Be aware: Exodus Spyware in wild claiming to be legit iOS app

Dubbed Exodus on third party sites to target iPhones and iPads users

Cybersecurity experts from Lookout have recently reported a spyware app, dubbed Exodus, is targeting Apple iOS users. The app named “Assistenza SIM” available outside of the original version of the App store abused the enterprises certificate to make itself to be installed into iPhones and iPads.

The malicious app supposedly claims itself to be act as a helpline for users to contact their mobile carriers in Italy and Turkmenistan. However, it has a dubbed Exodus spyware disguised in, if installs, could steal various confidential and sensitive details including contacts, photos, videos, and audio recordings, GPS’ information and device location etc.

Apple company itself provide the App store that is enough for the customers to download any software and thus, any third party software would be given an opportunities and even expected to get install inside the PC. However, the infection happened and what helped the most the Cyber Criminals is their accessing to the “Apple Developer Enterprise Program”.

Android version Exodos is more dangerous

Cyber Security experts from “Security Without Borders” first noticed Android OS exodus when the Cyber Criminals was trying to add 25 malware laden spyware apps to the Google Play store with the use of the Exodus.

For the three years, the Android version exodus was at its development mode. The malware carried the infection in three steps of which the first one is data stealing. The second and third one are installing malicious packages and taking control of the entire device.

The virus gets the details of about IMEI and mobile or phone number and other original identification data and gains much of the knowledge about the infected device. The numerous malware are then installed by Exodus to carry out varieties of spying activities. The last stage and the most dangerous step, that is, gaining the control over the PC is achieved by using Dirty COW (CVE-2016-5195).

Its malicious activities can guess by just knowing one of its malicious features that it is activate even when the PC is shut down. By finishing the stages, it starts doing its main motive that is performing the biggest amount of surveillance what it can which will definitely downgrade the PC performances the most.

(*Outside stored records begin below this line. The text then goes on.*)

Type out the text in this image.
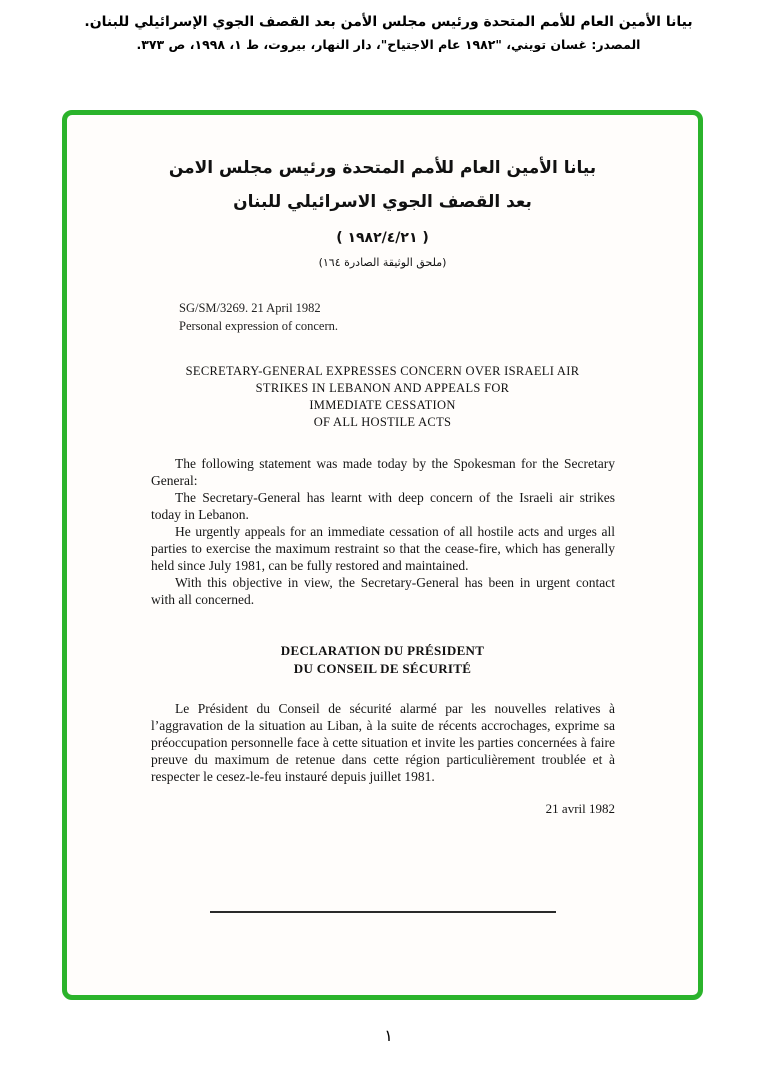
بيانا الأمين العام للأمم المتحدة ورئيس مجلس الأمن بعد القصف الجوي الإسرائيلي للبنان.
المصدر: غسان تويني، "١٩٨٢ عام الاجتياح"، دار النهار، بيروت، ط ١، ١٩٩٨، ص ٣٧٣.
بيانا الأمين العام للأمم المتحدة ورئيس مجلس الامن
بعد القصف الجوي الاسرائيلي للبنان
( ١٩٨٢/٤/٢١ )
(ملحق الوثيقة الصادرة ١٦٤)
SG/SM/3269. 21 April 1982
Personal expression of concern.
SECRETARY-GENERAL EXPRESSES CONCERN OVER ISRAELI AIR
STRIKES IN LEBANON AND APPEALS FOR
IMMEDIATE CESSATION
OF ALL HOSTILE ACTS

The following statement was made today by the Spokesman for the Secretary General:

The Secretary-General has learnt with deep concern of the Israeli air strikes today in Lebanon.

He urgently appeals for an immediate cessation of all hostile acts and urges all parties to exercise the maximum restraint so that the cease-fire, which has generally held since July 1981, can be fully restored and maintained.

With this objective in view, the Secretary-General has been in urgent contact with all concerned.

DECLARATION DU PRÉSIDENT
DU CONSEIL DE SÉCURITÉ

Le Président du Conseil de sécurité alarmé par les nouvelles relatives à l’aggravation de la situation au Liban, à la suite de récents accrochages, exprime sa préoccupation personnelle face à cette situation et invite les parties concernées à faire preuve du maximum de retenue dans cette région particulièrement troublée et à respecter le cesez-le-feu instauré depuis juillet 1981.

21 avril 1982
١
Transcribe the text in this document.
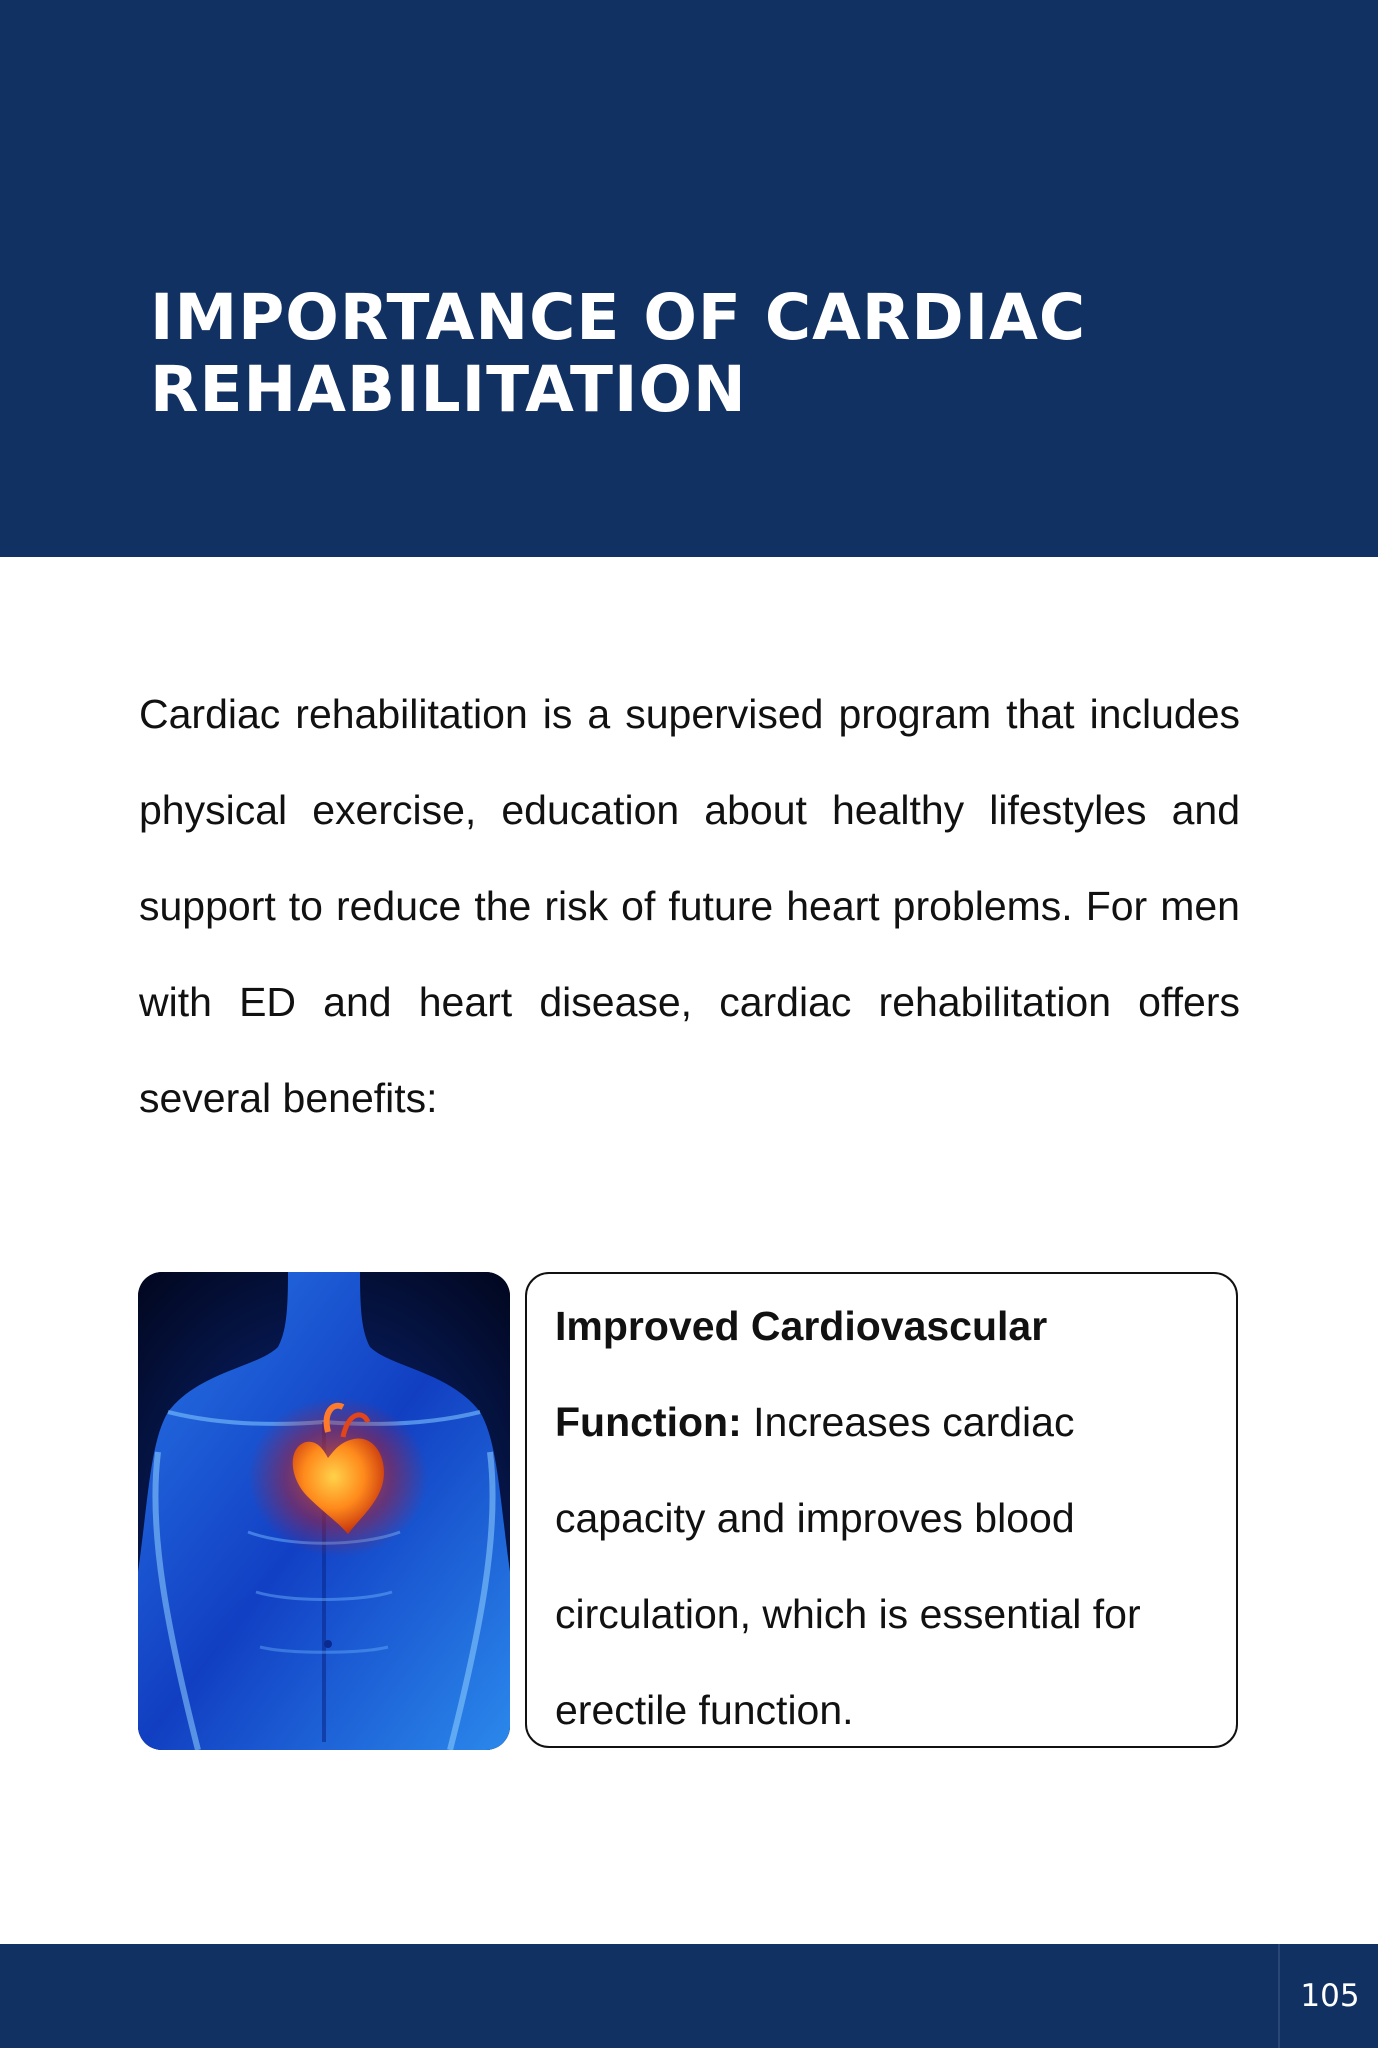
IMPORTANCE OF CARDIAC REHABILITATION

Cardiac rehabilitation is a supervised program that includes physical exercise, education about healthy lifestyles and support to reduce the risk of future heart problems. For men with ED and heart disease, cardiac rehabilitation offers several benefits:

Improved Cardiovascular Function: Increases cardiac capacity and improves blood circulation, which is essential for erectile function.

105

From the discussion above, it appears out that the Android Exodus is comparatively dangerous than the Apple Exodos. Even though, you, the Apple users should take it lightly as the threat can expose the sensitive data that it collects including contact lists, audios files, videos, photos, device-related information etc to the Cyber Criminals through the same channel “CnC structure” as in Android. It connects the remote server through HTTP PUT requests. The Apple is however banned the installing of malware laden apps on iphones, but is not yet known about how many devices have been infected by the threat already.